February marks the peak of the Northern Michigan winter season. It can also be a potentially dangerous time for visitors who venture out to the Lake Michigan shoreline to take in the magnificent ice formations that often appear along the coast this time of year.
Shelf ice can be deadly and officials at the Sleeping Bear Dunes National Lakeshore recently released this helpful diagram on their Facebook page to demonstrate why.
Last February, offshore “ice caves” were all the rage among visitors to the Sleeping Bear Dunes. These incredible ice formations resulting from months of severe cold and powerful, shore-pummeling winds caused Lake Michigan ice to collect along coast in vast, seemingly unbroken sheets that in some places extended for miles offshore.
Looks can be deceiving; the danger of shelf ice is that it isn’t solid at all.
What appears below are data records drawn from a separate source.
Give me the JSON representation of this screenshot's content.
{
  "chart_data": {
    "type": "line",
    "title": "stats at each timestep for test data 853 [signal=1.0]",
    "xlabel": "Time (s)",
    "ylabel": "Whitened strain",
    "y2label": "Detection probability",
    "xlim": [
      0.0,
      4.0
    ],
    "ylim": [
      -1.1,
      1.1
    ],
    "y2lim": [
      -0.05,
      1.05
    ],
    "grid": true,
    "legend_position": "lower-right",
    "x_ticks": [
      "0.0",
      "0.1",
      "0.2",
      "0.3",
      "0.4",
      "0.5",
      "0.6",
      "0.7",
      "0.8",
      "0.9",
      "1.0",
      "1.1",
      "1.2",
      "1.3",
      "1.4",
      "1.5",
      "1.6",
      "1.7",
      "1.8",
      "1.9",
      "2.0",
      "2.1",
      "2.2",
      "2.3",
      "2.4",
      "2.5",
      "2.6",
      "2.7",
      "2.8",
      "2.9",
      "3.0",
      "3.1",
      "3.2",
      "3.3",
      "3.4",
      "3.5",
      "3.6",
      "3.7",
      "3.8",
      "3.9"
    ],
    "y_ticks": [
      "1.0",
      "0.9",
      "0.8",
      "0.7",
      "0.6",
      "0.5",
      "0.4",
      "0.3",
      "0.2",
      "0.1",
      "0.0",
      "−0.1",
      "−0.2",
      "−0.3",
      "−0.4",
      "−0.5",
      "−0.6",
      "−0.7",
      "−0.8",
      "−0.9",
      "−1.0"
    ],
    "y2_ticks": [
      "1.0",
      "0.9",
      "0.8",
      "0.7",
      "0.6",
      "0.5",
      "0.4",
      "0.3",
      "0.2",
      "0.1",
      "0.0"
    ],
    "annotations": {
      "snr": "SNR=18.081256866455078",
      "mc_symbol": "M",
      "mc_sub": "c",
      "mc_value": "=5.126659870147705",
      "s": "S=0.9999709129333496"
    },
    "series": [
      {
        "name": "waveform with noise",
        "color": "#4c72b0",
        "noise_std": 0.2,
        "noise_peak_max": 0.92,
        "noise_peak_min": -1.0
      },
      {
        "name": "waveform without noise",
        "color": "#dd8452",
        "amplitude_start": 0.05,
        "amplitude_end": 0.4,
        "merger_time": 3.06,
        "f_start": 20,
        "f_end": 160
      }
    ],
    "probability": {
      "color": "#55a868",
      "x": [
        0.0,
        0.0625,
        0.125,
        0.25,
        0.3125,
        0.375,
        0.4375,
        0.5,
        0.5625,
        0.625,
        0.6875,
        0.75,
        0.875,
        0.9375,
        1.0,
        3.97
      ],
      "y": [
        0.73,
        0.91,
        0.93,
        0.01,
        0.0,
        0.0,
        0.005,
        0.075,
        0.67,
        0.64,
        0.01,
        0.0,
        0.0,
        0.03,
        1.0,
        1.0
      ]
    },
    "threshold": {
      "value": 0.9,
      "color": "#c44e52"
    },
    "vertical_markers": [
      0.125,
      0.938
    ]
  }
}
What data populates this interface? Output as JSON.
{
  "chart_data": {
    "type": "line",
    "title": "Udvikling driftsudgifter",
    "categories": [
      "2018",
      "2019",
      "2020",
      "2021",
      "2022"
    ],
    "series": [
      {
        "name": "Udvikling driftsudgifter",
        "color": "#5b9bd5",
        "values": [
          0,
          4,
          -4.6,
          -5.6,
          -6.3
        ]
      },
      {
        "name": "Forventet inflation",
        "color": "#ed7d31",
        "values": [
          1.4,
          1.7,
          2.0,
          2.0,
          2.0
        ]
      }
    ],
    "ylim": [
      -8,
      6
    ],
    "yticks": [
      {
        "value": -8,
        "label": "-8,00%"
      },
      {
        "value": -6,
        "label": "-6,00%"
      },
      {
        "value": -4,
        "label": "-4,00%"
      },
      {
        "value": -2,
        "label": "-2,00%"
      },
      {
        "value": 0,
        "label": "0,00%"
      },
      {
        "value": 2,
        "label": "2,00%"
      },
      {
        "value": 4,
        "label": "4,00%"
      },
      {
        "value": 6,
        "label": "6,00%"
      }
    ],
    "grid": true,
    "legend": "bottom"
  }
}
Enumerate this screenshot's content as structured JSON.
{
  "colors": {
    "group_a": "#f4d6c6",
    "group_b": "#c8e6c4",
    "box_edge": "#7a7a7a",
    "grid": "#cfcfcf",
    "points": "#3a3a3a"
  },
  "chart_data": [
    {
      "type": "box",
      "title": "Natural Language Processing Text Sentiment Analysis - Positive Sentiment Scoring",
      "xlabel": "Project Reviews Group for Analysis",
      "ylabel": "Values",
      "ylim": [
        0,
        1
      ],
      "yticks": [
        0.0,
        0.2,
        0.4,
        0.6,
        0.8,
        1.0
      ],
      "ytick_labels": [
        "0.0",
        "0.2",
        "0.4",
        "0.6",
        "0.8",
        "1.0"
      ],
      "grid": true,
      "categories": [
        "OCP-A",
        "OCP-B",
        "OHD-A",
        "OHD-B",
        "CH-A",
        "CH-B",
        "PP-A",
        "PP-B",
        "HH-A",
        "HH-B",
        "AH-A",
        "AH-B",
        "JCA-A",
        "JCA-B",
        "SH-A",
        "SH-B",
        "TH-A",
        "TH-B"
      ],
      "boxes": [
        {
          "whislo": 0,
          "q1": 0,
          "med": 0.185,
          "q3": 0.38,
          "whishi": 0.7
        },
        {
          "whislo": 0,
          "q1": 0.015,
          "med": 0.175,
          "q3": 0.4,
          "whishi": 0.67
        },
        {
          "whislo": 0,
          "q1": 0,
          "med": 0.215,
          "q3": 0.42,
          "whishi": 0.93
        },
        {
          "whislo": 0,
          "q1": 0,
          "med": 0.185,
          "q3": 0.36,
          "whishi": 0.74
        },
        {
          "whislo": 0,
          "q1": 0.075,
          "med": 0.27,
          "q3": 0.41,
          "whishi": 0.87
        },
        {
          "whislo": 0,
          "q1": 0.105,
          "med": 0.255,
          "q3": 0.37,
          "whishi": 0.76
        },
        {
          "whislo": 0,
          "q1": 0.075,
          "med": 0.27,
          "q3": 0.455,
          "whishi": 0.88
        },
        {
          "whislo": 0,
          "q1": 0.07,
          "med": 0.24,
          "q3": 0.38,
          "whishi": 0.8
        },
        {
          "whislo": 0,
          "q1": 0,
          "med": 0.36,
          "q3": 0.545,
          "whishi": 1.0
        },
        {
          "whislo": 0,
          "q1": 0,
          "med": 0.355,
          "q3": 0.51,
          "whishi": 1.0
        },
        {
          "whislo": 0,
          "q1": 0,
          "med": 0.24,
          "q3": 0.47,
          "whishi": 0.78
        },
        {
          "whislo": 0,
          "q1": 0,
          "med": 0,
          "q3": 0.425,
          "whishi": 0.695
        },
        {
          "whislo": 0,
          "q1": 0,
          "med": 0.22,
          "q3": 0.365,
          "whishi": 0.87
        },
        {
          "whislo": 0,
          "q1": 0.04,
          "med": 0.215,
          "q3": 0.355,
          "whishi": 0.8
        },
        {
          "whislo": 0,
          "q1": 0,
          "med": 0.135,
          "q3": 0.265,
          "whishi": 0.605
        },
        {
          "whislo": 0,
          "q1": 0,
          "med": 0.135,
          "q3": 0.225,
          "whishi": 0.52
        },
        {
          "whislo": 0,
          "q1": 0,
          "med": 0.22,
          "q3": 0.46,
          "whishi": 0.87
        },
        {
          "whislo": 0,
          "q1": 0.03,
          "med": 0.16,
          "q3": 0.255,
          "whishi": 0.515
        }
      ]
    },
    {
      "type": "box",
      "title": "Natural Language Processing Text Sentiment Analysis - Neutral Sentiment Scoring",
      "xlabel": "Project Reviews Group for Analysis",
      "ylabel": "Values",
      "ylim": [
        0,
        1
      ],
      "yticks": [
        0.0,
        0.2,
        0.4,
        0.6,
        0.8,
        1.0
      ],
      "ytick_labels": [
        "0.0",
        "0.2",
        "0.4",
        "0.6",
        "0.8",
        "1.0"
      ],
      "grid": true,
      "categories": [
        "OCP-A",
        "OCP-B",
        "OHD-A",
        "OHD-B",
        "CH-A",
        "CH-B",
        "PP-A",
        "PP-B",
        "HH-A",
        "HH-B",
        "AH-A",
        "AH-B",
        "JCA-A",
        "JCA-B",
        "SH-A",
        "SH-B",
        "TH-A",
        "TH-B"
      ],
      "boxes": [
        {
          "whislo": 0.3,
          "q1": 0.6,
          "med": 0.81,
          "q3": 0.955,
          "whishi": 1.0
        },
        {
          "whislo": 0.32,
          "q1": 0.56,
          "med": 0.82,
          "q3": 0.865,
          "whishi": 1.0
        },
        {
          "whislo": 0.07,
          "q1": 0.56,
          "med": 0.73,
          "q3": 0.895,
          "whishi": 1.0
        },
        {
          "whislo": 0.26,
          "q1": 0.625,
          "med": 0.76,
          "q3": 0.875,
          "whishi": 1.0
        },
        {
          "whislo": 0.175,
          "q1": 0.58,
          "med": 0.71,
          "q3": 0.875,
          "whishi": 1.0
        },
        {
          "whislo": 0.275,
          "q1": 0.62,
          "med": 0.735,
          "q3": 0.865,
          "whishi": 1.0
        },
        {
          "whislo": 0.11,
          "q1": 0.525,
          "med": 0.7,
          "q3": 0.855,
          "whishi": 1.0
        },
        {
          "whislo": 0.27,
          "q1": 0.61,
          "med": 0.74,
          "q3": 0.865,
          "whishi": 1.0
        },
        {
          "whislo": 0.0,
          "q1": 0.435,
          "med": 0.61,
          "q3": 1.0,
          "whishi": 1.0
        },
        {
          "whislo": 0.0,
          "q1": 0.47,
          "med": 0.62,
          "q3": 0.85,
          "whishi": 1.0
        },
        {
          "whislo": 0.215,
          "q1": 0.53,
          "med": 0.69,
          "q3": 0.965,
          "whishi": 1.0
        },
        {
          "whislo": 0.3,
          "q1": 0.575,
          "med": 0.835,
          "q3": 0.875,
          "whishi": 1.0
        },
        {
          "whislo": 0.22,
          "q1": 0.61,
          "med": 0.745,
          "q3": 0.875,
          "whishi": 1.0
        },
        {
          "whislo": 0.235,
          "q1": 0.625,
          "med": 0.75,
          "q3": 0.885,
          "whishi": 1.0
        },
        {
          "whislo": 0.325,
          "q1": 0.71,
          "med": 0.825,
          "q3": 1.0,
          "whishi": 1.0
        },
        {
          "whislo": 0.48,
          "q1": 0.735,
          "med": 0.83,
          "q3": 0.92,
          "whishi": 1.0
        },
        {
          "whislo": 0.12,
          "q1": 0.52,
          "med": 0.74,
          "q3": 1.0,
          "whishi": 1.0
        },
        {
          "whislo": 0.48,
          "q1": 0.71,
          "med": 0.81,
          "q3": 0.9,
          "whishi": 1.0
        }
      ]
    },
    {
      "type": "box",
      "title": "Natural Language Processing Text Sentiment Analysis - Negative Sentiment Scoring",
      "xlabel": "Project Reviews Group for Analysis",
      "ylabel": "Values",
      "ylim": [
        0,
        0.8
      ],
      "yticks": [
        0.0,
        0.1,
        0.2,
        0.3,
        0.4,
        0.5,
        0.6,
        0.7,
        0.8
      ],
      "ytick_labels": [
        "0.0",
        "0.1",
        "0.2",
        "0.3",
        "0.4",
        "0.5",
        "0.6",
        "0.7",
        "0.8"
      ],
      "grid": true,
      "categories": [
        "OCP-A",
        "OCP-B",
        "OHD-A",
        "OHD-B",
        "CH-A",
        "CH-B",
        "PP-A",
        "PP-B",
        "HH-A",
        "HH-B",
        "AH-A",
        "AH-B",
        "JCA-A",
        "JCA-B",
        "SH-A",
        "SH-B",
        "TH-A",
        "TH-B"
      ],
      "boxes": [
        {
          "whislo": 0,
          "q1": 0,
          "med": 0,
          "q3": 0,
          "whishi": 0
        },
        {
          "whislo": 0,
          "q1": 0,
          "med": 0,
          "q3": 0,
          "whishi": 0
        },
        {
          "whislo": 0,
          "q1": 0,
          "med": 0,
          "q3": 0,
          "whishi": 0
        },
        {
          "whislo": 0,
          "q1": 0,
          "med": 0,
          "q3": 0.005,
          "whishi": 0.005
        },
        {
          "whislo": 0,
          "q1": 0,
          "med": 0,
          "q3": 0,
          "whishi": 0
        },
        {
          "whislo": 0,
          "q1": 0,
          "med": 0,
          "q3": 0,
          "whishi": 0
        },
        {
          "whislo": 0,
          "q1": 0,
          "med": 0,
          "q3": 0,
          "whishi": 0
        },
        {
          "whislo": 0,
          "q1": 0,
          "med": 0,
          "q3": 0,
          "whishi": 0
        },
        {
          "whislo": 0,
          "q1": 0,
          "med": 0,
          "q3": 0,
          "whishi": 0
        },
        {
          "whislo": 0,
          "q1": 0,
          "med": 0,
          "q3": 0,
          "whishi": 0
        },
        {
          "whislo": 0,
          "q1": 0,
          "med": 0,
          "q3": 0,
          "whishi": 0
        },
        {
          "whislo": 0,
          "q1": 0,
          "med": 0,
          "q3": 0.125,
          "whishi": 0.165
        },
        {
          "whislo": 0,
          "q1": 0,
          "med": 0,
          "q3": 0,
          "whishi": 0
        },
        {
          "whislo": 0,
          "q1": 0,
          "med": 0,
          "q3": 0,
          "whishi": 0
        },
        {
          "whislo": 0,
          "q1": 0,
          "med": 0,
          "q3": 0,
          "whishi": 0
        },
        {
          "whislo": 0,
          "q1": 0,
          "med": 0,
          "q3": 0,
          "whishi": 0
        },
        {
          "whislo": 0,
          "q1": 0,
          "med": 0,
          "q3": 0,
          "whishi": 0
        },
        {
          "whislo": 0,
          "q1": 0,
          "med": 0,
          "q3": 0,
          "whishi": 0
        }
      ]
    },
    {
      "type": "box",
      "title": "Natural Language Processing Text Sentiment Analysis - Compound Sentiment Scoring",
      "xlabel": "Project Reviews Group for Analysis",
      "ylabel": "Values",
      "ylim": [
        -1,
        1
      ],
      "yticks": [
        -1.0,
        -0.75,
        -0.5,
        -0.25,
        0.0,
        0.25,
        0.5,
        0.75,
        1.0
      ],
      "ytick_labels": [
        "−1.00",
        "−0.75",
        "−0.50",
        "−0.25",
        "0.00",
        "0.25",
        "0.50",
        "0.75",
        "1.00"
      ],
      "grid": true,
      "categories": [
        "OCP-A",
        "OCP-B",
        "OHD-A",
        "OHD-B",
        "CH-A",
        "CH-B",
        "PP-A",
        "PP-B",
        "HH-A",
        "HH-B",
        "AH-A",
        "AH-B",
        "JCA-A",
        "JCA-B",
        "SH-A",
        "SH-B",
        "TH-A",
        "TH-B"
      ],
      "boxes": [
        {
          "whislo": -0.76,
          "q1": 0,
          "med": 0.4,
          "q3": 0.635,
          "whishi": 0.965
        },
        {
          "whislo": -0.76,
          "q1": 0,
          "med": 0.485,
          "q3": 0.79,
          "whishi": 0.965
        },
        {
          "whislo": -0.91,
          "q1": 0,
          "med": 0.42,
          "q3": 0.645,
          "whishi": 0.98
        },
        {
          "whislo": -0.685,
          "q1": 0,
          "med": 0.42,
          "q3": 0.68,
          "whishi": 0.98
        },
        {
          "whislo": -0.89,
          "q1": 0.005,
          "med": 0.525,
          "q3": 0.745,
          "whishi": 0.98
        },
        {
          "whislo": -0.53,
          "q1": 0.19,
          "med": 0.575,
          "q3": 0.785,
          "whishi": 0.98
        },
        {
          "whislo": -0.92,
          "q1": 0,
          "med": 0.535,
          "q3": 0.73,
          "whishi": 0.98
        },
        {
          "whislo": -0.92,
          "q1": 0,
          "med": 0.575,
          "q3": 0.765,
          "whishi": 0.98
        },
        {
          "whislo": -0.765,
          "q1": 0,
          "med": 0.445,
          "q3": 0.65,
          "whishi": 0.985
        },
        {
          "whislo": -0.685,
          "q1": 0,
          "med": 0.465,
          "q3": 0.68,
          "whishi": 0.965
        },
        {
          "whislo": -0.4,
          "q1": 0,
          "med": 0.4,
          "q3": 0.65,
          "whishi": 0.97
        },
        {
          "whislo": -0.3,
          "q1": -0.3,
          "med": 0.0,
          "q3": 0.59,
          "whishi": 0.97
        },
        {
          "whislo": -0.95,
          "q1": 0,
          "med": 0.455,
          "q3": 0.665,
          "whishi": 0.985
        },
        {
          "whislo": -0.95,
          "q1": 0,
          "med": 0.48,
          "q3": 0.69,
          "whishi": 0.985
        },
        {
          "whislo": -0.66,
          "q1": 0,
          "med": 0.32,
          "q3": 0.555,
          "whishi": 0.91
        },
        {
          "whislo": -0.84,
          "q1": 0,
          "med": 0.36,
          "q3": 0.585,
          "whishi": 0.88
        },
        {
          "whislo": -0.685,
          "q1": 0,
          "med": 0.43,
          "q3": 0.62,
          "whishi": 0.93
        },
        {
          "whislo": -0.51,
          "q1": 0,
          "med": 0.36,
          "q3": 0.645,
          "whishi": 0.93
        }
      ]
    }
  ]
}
Unlike small inland lakes where ice typically forms in a single sheet of a uniform thickness, shelf ice that collects along the shoreline of the Sleeping Bear Dunes is laced with cracks, fissures and “holes” covered with thin, weak ice created by the turbulence of the water below.
While no one was seriously hurt exploring the icy shoreline at Lakeshore last February, the same could not be said for other parts of the state—specifically near the Lake Michigan town of Grand Haven where at least three people had to be rescued after breaking through shelf ice.
To help educate visitors about the potential danger of shelf ice this season, Sleeping Bear officials offered this illustration to help show the potential danger it presents. Venturing onto the ice is “proceed at your own risk” endeavor and something that—if you must—should never to be attempted alone.